L'aventure de Rober Racine dépasse l'entendement. Imaginez un homme qui, pendant des années, découpe chaque mot du dictionnaire. Après, il colle chaque définition sur un carton et y ajoute un bâtonnet. Rober Racine a répété le geste 55 000 fois. Un acte de patience, une obsession qui tient de l'ascétisme ou de la folie, on ne saurait dire. Surtout, une entreprise fascinante.
Rêvons encore! Imaginons un parc, le Jardin botanique de Montréal ou encore les Jardins de Métis. Vous voyez les petites pancartes bleues avec un mot, la définition, un arrangement floral et des couleurs qui harmonisent le tout. Bien sûr, il y a un ordre précis avec la section des «A» et des «B». Il en est ainsi jusqu'à épuisement des mots de la langue française. Le visiteur peut alors s’aventurer dans le «Parc de la langue française», emprunter des allées, s'arrêter, méditer devant un mot, repartir et devenir ainsi le voyageur qui se meut à l'intérieur de la langue française.
«Faire du dictionnaire un lieu géographique où la lecture de chacun devient un parcours.» (p.21)
Donner un espace et un corps à tous les mots.
Rêve
Rober Racine a rêvé ce parc et il l'a conçu avec la patience d'un moine qui, autrefois, recopiait des textes sa vie durant. Cette ascèse l'a amené aussi à se pencher sur les pages et à réfléchir sur le rapport qui lie le lecteur et le mot.
«J'ai voulu mettre un peu de lumière dans cette grande illusion qu'est le dictionnaire.» (p.30)
Ce mot, qui se laisse apprivoiser par un regard, créant ainsi un lien magique. Un jeu naît entre la page recouverte de signes et le lecteur. Rober Racine a imaginé les «pages-miroirs». Une page qu'il perfore et qu'il place devant un miroir pour que se concrétise l'acte de la lecture, l'échange entre le mot et l'humain qui s'approche, s'arrête, s'éloigne et revient. Le visiteur finira par se lire dans un mot ou dans cette page. Racine permet de nous nicher à l'intérieur même des signes avec ces interstices.
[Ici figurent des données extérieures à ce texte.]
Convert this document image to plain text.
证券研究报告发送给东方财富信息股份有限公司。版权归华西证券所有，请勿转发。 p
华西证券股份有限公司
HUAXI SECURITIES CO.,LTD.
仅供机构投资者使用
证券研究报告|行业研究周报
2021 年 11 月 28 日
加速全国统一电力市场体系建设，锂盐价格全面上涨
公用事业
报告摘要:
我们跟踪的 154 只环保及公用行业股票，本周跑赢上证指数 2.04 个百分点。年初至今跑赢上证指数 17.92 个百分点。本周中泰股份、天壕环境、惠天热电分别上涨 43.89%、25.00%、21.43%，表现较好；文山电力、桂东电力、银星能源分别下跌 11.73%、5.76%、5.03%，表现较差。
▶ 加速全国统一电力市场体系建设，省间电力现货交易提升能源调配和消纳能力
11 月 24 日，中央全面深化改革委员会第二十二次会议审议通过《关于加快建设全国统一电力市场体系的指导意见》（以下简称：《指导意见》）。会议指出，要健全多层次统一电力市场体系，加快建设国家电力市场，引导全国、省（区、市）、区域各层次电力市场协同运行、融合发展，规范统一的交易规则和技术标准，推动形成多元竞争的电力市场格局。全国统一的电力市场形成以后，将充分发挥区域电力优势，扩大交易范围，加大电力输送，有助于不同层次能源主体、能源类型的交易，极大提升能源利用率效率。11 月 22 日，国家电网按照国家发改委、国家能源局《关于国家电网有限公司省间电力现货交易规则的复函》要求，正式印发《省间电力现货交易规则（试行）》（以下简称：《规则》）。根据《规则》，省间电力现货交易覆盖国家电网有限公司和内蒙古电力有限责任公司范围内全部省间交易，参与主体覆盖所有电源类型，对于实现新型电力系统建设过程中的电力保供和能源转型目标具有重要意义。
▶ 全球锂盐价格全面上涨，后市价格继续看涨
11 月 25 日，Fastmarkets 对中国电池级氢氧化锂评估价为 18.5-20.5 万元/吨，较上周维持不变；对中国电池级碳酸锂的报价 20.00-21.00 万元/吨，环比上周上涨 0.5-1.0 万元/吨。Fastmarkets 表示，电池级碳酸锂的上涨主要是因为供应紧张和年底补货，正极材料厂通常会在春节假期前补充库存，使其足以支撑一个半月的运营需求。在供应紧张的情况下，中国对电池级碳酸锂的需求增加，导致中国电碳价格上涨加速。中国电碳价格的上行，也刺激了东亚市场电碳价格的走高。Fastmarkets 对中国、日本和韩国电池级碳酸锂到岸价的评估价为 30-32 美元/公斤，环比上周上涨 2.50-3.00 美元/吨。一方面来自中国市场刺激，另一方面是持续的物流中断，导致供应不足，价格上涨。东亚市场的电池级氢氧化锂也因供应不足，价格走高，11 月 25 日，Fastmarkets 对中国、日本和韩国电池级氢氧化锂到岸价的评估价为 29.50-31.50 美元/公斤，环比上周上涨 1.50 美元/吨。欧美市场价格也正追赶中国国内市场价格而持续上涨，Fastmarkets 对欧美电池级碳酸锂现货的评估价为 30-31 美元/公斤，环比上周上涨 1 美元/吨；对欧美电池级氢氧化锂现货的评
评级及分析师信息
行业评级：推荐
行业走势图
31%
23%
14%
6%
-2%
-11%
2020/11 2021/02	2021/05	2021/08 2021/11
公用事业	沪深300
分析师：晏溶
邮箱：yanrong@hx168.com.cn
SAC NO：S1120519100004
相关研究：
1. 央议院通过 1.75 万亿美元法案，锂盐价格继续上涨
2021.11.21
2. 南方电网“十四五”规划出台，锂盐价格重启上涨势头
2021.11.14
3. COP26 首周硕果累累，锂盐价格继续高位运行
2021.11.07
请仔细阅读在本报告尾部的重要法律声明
La page perd de son opacité et devient un contenant physique en trois dimensions. Qui est le lecteur alors et le sujet? La réflexion s'amorce.
Plus loin
Rober Racine aurait pu s'arrêter là. Il a caressé les mots, les a apprivoisés comme des perles rares. Il les a associés à d'autres mots pour créer les «phrases harmoniques». Cela donne des traits qui interpellent. Nous sommes devant une sentence, des proverbes peut-être qui prennent un sens singulier et débouchent sur une autre signification. Nous effleurons la poésie pure.
«Une ombre sur Dieu.
Un miroir plein de vent.» (p.59)
Et il y a eu l'illumination. La langue est avant tout trame sonore. Il suffisait de bien regarder les mots pour débusquer les notes qui s'y dissimulent. Dans soleil, il y a la note «sol», dans dorure, il y a un «do». Il n'en fallait pas plus pour que Rober Racine parte à la recherche de cette «petite musique» qui se cache dans les mots. Systématiquement, il «notera» les mots du dictionnaire. Une autre entreprise gigantesque qui lui permettra de conclure que la langue française est en «la». Oui, c'est la note qui revient le plus souvent dans le jardin des mots. Il lui restera à interpréter la langue française au piano. C'est maintenant chose faite avec cette partition et le disque qui complètent cet ouvrage.
«Lire le dictionnaire dans cette perspective musicale, c'est parcourir un vaste continent où brillent quelques feux de joie dans la nuit. Le mot est un campement, la note de musique, son feu, sa chaleur, sa lumière.» (p.186)
Écouter la langue française devient alors une expérience envoûtante! On croit entendre une incantation qui vient d'on ne sait où, peut-être même du son originel qui a donné naissance au mot.
Rober Racine est de ces fous qui, par l'envergure de leurs projets, nous font penser aux bâtisseurs de cathédrales du Moyen Age. Il est de la trempe de cet autre beau rêveur qu'est Jean-Jules Soucy. Son «Monument-art de l'an 2000», un projet de pyramide à La Baie, au Saguenay, est de cet ordre. Soucy comme Racine réussissent à créer des sanctuaires qui échappent au temps. C'est rassurant dans un monde où l'éphémère et le jetable règnent.
«Le dictionnaire» suivi de «La musique des mots» de Rober Racine est paru aux Éditions de L'Hexagone.